What Thrives on These Soils brings together artists whose work examines the agricultural legacies, politics, and economies of Aotearoa New Zealand. Framing the land as both resource and responsibility, the exhibition complicates dominant narratives of growth and prosperity. The works presented probe the realities of labour, cycles of economic rise and decline, and global systems of exchange that shape food and fibre production.

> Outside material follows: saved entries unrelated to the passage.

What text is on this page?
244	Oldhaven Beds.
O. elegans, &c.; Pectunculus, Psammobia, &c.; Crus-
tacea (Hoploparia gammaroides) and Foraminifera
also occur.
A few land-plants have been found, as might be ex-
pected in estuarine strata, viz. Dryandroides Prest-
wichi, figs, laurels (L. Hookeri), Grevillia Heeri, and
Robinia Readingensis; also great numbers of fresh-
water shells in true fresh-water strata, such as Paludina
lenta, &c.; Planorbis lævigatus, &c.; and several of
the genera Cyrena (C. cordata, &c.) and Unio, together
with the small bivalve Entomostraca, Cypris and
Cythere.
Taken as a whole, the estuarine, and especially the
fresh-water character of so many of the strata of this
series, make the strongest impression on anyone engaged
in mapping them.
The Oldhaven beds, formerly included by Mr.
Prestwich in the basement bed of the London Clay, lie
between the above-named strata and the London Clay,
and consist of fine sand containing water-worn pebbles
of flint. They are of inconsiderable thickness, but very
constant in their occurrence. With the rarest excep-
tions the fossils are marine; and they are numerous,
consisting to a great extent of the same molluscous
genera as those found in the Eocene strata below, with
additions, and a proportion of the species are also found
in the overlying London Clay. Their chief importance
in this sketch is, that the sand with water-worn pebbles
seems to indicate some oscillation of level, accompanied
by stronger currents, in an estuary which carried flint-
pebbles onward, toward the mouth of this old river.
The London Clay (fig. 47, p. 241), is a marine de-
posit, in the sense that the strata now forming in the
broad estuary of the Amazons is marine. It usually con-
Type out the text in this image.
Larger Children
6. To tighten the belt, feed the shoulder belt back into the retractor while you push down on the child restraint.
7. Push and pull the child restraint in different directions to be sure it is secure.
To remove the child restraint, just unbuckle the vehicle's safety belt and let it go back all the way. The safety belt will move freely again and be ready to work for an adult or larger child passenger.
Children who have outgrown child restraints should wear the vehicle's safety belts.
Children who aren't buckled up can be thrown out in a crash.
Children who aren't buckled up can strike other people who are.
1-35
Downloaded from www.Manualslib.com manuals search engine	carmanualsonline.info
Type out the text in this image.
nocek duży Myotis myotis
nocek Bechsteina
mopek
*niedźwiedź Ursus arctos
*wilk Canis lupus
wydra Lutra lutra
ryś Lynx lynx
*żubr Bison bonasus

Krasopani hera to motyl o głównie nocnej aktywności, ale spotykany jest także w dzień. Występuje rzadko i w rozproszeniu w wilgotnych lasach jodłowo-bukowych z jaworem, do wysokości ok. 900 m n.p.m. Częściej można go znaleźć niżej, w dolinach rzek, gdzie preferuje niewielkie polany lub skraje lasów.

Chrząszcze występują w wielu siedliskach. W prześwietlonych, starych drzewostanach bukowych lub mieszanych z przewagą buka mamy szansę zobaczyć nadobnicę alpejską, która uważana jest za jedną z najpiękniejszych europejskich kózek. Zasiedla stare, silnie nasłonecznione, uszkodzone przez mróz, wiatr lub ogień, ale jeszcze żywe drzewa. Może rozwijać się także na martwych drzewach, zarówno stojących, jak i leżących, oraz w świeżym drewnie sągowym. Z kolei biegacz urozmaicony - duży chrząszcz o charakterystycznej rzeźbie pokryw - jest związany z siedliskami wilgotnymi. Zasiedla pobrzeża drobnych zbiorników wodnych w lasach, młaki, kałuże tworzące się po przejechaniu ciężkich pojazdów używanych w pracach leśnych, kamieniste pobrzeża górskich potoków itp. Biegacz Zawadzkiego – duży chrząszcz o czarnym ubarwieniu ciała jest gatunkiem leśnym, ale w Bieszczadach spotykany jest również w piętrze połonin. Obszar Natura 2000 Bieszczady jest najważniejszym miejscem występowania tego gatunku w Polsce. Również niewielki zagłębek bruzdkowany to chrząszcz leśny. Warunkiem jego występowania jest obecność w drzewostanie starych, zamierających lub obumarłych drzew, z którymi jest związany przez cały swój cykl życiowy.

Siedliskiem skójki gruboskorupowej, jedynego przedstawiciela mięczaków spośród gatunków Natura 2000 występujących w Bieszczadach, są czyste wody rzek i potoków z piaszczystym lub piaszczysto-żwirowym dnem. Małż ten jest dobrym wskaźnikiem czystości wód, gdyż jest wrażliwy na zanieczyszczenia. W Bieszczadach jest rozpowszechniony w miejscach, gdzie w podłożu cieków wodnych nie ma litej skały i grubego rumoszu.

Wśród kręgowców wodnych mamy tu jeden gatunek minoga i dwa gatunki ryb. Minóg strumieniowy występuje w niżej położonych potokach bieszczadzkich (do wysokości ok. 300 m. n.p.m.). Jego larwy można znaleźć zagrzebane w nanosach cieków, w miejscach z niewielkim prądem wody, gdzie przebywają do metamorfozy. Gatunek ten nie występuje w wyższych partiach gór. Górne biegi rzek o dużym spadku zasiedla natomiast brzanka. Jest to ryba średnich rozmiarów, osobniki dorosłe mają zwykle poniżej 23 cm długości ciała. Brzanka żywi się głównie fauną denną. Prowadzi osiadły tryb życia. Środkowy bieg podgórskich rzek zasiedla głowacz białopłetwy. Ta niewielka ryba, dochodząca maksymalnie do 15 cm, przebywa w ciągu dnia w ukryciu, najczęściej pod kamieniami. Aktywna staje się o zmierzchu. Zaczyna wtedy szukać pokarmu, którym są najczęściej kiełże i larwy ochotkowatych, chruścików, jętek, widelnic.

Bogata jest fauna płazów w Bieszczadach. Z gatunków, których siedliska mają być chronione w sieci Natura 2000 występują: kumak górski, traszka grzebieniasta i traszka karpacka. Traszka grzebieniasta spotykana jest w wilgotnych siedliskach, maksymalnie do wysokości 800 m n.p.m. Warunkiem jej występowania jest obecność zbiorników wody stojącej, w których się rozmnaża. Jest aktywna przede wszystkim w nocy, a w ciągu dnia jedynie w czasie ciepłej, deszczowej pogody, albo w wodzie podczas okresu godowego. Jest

Daegan Wells’ works consider the fraught markets and histories of wool, a fibre once central to the nation’s economy. Component of Made for the Home (Large Rug) (2024), hand-loomed from pet fleece, invites tactile encounters and functions as seating within the exhibition space. It also grounds Wells’ moving-image work in the space. Bush Coat (2020) is a silent video weaving together archival carpet designs from Parliament’s 1996 refurbishment with views of rural Southland, where sheep stations have given way to dairy farming. By placing luxury interiors alongside altered farming landscapes, Wells draws out tensions between nostalgia for natural fibres and their shifting economic value.
Across the exhibition, such works illuminate the experiences of workers and communities shaped by proximity to farming industries, while interrogating settler-colonial perspectives that position the land as a site for individual profit. Rather than celebrating productivity alone, the artists foreground lived histories and collective resilience, gestures that might seed more sustainable and equitable futures.